Les raisons de ces accidents, il les diagnostique sur les blessés qu’il reçoit dans son service : l’alcool, la prise de stupéfiants, la perte de contrôle, l’inattention.
« L’impact entre une voiture et un piéton ou un deux-roues à des conséquences terribles. Il faut être prudent sur la route. Nou pé fèy nou ké fèy ! »

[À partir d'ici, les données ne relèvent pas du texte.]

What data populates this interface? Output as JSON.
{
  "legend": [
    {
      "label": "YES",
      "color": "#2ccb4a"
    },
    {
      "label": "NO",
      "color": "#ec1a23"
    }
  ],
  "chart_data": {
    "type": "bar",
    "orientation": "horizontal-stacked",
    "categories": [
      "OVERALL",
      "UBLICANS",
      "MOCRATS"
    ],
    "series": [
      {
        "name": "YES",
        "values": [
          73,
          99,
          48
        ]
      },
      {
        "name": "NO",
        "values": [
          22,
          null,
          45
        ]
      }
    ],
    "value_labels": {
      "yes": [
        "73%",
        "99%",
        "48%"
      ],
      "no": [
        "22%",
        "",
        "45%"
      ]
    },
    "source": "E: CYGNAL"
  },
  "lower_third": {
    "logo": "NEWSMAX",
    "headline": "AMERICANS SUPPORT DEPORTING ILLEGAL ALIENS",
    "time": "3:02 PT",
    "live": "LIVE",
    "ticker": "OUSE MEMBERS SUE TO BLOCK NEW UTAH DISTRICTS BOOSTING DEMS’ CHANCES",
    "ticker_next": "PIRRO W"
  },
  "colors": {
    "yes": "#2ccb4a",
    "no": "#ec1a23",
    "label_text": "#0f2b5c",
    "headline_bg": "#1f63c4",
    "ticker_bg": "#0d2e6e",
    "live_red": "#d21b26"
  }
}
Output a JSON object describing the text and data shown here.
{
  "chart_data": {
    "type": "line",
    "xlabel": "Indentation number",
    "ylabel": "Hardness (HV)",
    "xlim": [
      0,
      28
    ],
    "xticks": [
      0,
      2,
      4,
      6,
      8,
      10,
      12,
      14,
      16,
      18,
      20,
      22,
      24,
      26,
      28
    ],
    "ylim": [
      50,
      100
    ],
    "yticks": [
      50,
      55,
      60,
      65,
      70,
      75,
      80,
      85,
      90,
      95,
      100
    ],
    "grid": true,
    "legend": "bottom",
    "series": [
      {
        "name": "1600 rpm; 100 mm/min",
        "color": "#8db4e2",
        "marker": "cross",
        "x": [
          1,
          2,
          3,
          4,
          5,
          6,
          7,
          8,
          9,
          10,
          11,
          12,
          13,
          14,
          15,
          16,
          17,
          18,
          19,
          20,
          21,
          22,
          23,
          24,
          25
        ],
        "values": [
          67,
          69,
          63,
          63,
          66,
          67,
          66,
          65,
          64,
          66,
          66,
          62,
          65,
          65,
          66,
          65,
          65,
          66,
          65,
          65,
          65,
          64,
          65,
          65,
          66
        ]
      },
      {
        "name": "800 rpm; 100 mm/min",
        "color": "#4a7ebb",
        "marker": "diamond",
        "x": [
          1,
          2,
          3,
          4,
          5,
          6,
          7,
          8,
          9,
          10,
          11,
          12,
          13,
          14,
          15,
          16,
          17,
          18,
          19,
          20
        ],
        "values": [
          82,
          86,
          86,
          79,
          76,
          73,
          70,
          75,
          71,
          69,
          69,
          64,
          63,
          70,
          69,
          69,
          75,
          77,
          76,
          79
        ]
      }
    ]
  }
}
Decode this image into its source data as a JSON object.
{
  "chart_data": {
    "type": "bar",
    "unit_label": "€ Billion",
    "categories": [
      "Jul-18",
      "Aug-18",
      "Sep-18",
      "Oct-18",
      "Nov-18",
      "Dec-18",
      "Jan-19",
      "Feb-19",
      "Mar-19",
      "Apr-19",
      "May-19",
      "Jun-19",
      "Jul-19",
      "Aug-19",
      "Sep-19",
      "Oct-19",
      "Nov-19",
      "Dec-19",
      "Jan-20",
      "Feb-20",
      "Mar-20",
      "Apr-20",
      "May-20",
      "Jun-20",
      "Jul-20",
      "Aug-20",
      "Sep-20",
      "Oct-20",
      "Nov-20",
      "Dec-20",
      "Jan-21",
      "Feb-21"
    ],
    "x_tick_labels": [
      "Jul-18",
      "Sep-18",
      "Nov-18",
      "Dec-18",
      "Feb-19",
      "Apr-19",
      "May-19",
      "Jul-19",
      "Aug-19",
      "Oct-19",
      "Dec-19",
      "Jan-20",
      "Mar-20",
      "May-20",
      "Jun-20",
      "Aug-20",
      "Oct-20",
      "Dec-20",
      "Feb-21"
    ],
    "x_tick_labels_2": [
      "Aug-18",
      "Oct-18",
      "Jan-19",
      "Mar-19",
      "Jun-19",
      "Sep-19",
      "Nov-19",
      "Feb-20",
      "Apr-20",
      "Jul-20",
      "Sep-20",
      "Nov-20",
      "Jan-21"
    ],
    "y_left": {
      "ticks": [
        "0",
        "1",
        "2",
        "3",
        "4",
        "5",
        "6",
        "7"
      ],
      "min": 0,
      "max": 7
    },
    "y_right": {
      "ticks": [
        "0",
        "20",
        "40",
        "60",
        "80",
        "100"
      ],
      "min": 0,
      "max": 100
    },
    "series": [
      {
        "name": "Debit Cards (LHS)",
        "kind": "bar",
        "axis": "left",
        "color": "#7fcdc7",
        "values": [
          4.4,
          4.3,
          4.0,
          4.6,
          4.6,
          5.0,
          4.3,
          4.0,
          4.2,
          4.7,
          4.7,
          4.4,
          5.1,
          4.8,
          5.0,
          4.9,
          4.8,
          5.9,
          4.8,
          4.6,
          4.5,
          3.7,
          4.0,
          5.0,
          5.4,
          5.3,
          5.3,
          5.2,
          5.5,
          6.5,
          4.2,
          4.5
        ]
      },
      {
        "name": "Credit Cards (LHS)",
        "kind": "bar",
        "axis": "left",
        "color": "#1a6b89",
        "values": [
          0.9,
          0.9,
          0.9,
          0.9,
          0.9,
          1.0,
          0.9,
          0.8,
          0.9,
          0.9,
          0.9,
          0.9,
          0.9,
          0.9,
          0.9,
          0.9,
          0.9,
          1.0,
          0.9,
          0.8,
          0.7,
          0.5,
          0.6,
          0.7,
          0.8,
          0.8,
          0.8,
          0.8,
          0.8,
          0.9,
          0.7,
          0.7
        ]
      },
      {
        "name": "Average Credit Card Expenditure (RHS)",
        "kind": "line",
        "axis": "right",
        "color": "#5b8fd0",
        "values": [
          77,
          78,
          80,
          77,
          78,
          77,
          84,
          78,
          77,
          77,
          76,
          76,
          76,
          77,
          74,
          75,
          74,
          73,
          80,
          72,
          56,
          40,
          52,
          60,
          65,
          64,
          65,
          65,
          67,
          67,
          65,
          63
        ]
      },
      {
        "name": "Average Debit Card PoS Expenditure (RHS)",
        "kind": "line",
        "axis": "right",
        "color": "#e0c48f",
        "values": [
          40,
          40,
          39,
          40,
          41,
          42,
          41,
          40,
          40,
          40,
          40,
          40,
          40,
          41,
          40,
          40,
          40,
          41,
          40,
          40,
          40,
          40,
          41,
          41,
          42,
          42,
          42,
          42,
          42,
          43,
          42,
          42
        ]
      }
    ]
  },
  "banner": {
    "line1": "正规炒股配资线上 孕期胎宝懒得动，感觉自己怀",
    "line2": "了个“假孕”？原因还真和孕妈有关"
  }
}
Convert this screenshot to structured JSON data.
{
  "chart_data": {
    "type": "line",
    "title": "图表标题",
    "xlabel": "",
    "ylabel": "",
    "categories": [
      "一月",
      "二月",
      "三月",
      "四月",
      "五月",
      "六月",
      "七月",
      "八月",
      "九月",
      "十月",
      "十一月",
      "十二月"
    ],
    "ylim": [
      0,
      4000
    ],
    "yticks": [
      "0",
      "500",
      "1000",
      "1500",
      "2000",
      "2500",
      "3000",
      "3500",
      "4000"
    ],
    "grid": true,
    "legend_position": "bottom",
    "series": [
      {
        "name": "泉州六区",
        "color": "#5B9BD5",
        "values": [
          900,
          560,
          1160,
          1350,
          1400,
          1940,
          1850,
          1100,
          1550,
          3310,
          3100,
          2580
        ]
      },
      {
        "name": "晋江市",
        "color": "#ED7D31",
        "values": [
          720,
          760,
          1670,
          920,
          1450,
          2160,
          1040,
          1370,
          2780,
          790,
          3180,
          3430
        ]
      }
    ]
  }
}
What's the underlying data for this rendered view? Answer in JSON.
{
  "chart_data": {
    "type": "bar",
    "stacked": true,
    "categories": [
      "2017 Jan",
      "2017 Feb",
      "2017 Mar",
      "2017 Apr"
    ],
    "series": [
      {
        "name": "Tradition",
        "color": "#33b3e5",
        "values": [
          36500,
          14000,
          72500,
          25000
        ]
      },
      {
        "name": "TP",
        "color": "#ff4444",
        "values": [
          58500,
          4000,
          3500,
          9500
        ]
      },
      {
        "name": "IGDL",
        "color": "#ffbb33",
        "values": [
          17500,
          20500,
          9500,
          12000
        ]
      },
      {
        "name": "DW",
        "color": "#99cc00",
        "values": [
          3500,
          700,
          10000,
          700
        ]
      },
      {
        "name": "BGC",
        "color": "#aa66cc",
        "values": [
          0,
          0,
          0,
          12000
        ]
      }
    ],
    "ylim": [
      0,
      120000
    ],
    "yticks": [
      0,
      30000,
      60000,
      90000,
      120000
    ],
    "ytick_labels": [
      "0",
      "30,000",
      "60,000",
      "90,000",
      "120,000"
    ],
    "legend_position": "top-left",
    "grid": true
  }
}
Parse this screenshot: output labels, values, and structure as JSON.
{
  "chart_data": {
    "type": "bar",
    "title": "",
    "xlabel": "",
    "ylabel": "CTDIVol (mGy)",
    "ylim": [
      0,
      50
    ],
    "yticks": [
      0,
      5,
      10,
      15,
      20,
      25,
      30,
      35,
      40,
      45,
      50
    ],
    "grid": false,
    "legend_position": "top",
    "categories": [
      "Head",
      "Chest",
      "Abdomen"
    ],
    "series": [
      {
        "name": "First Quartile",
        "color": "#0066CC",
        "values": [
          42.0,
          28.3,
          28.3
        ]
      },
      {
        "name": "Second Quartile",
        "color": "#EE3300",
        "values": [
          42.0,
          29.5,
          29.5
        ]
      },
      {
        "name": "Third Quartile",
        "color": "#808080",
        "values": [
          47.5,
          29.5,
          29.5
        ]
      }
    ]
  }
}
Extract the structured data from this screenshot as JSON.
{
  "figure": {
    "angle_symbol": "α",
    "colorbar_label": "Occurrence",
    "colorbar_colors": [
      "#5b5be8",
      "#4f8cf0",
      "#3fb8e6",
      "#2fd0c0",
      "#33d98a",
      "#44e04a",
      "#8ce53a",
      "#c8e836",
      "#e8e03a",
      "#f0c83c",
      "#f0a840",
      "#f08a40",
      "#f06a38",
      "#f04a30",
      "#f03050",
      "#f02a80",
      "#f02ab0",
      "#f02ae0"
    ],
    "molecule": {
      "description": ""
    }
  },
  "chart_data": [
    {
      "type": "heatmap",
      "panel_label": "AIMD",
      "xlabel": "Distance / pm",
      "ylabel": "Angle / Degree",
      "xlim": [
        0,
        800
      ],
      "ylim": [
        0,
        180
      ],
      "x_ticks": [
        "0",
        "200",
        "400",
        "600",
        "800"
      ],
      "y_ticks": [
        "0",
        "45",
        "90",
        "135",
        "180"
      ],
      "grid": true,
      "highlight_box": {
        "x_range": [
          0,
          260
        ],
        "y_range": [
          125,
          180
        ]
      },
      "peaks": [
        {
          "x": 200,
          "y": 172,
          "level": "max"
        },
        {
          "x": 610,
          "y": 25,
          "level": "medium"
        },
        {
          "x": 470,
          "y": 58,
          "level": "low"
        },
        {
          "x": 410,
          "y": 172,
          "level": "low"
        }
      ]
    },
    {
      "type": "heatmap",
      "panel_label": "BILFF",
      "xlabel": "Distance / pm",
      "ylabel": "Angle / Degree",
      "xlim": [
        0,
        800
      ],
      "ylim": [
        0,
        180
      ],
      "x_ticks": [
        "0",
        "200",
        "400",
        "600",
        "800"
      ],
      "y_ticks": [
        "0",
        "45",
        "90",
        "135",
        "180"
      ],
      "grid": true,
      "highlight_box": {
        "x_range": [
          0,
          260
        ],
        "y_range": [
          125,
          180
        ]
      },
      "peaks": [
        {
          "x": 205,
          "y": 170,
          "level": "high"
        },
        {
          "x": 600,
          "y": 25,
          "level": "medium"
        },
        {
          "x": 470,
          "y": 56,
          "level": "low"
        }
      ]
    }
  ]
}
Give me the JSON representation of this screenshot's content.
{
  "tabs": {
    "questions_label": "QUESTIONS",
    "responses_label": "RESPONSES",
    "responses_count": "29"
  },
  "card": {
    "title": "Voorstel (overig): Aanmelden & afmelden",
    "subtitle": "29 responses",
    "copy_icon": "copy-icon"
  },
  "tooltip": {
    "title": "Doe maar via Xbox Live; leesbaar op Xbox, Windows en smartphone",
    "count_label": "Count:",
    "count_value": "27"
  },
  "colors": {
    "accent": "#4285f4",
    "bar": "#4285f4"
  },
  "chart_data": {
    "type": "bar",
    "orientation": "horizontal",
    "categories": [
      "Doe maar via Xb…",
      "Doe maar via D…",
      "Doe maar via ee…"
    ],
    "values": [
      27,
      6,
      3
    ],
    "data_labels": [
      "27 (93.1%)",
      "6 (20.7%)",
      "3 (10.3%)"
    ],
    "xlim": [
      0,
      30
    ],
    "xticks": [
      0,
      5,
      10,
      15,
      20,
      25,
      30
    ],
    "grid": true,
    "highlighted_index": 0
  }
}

Raphaël Spéronel, psychologue, a fait part de son expérience : 30 ans de pratique.
Qu’est-ce qu’on ne veut pas voir ? Que le couple homme-voiture est un symbole de modernité.
La route est un espace de liberté, on peut aller n’importe où, c’est un facteur de socialisation.
La route qui est un élément de gestion des déplacements est considéré comme un lieu de transfert mental. L’espace routier scénarise des choses. Comment expliquer que le ratio des morts soit 2 à 3 fois supérieur aux ratios nationaux.
Selon lui, « c’est le comportement qui est en jeu : après 2009, après les confinements, en 2020 et 2021, il y a eu une augmentation des accidents. Les gens se sont sentis libérés.
Il y a un effet cocktail : le conducteur, acteur passif, jouit plus qu’il ne maîtrise. Il voit dans la conduite une invitation à vivre comme un électron libre. Il a une volonté de vivre pleinement et le cocktail devient explosif. Cela s’apparente à un comportement suicidaire.
Il joue sa vie et celle des autres. Il y a un comportement ordalique. Une oblitération des niveaux de conscience. »
Fabrice Golabkan est en fauteuil roulant.
Dans la nuit du 15 au 16 juillet 2000, fatigué par une longue journée de travail et des soucis personnels, il s’est endormi au volant sans ceinture… Depuis il est paraplégique. Après son accident, il est resté de longs mois allongé et s’est repris en main, entouré de sa famille. Il conduit et s’est engagé dans la sécurité routière. Il est IDSR, ce qui veut dire qu’il va dans les écoles faire de la sensibilisation.
« Il faut passer par les enfants qui parlent aux parents », affirme-t-il.
T-Shaa est artiste.
Le 17 juillet 2009, elle a été victime d’un accident de la route suite à un aquaplaning. C’était à l’Hermitage Trois-Rivières, en allant à Basse-Terre avec des amis pour manger un agoulou. Trois décès. Hospitalisée quatre mois « pour un agoulou à Basse-Terre. » Quand elle dit ces mots on sent toute son amertume.
Elle ne savait pas si elle allait marcher de nouveau. Alitée puis en fauteuil roulant puis en rééducation. Le plus dur : « Après. Le retour chez moi. J’ai été victime une deuxième fois, cette fois-ci d’un stress post-traumatique et depuis j’ai peur de conduire ou de me faire conduire. Une fraction de seconde à brisé des vies et des familles. »
Le préfet Rochatte a détaillé le contenu des 7 tables rondes. Il est possible d’apporter des idées en allant sur le site securiteroutiereguadeloupe@gmail.com.
. Santé et handicap
. Aménagement et sécurisation des infrastructures
. Risque routier professionnel
. Deux roues motorisés et sport automobile
. Services de l’Etat en mesure de contrôle
. Communication et sensibilisation
. Formation et éducation
Le 1er rendez-vous est aujourd’hui, sur le thème Santé et handicap à 14 h 30 au Cinestar. C’est ouvert pour tout public.